Chico Basin Riparian Restoration Project 2014
Implemented by Wildlands Restoration Volunteers
(Healthy Rivers Fund $8300)
In the late 1800's and early 1900's, people planted tamarisk and Russian Olive trees by the rivers to help stop erosion on the banks of the river and for decoration on the Chico Basin Ranch. It did help with erosion; however, it formed many more problems.
These species drink much more water from the rivers than native plants and trees. This leaves less water to flow downstream. Also, Russian Olive trees take salt from the water and ground and bring it to the top surface soil. The native plants have a hard time growing in the salty soil and the tamarisks and Russian Olives take over. Few animals can eat the tamarisk and Russian Olives. Without the native plants, fish, birds, insects, deer, and other animals do not have anything to eat or places to live. From here a domino effect continues up the food chain.
Healthy Rivers Fund support helped a consortium of nonprofit organizations round up volunteers to remove the Russian olive and tamarisk and replace them with native plants. In total, 658 native shrubs and trees were installed, volunteers contributed over 700 hours of work worth over $15,800.
The Chico Basin Ranch is located approximately 40 miles SE of Colorado Springs in the Chico Creek watershed and is dedicated to the enhancement and preservation of the natural world and the western heritage. Its mission is to create a working ranching model that views the ranch as an ecological resource base.

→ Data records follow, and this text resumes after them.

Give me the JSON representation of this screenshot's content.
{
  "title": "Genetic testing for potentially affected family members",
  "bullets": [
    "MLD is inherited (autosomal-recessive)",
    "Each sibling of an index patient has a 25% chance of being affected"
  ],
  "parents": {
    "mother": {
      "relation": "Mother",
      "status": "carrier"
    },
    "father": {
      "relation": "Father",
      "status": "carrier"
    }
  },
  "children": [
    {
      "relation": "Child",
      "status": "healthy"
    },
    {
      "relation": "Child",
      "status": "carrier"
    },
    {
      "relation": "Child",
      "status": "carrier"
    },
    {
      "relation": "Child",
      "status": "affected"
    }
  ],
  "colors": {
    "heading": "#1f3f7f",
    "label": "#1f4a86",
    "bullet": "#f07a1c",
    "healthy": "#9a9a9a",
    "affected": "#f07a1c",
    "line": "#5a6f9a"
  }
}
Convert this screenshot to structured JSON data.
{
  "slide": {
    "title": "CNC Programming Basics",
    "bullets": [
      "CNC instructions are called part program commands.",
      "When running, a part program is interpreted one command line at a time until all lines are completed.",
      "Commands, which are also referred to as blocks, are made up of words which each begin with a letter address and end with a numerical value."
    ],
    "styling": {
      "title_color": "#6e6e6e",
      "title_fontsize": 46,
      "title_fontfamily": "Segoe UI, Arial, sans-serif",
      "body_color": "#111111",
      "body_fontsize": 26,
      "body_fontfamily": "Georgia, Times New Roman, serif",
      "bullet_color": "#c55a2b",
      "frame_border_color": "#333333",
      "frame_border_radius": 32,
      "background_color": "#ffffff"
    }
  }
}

Colorado River Water Conservation District
Lower Gunnison Basin Salinity and Se Water Quality Monitoring 2010
(HRF - $16,000)
Irrigated agriculture plays a critical role in the culture and economy of the lower Gunnison basin and Grand Valley areas of western Colorado. However, soils underlying those farms have naturally high concentrations in selenium and associated salts. When the application of water occurs over these so-called Mancos shale soils (e.g., via irrigation water, leaking canals, seepage from ponds and septic leaching systems), water can mobilize selenium and salts, resulting in the discharge of those salts into irrigation drains and local waterways.
High selenium concentrations have been shown to cause reproductive failure and deformities in sensitive aquatic birds and fish. In order to reduce or prevent selenium and salinity loading to local water ways, millions of dollars are being spent on water-quality improvements and Best Management Practices (BMPs) in the Lower Gunnison River Basin. Salinity control projects such as off-farm piping and lining of irrigation delivery systems, the elimination of winter water in the Uncompahgre Project canals, and on-farm BMPs under the Environmental Quality Incentives Program (EQIP) have been successful in reducing selenium and salinity loads in the Basin.
In cooperation with partners such as the Gunnison Basin & Grand Valley Selenium Task Force, US Geologic Survey, U.S. Bureau of Reclamation, Colorado River Water Conservation District, and the Colorado Water Quality Control Division, this project expanded upon and optimized the existing water-quality monitoring network in the Lower Gunnison River Basin by adding an additional real-time specific conductance monitor in one of five strategic locations at the U.S. Geological Survey real-time stream flow gauging stations at Colona, Colorado. The monitor is gathering salinity and selenium data for water quality analyses so that remediation can be better targeted for the purposes of meeting State water-quality standards and Endangered Species Act requirements for the protection of endangered river fish.
The Colorado River Water Conservation District received $16,000 from the Colorado Healthy Rivers Fund for this effort. They leveraged HRF money to secure additional in-kind match of $27,014, as well as providing a cash match of $13,209 for a total project cost of $56,223.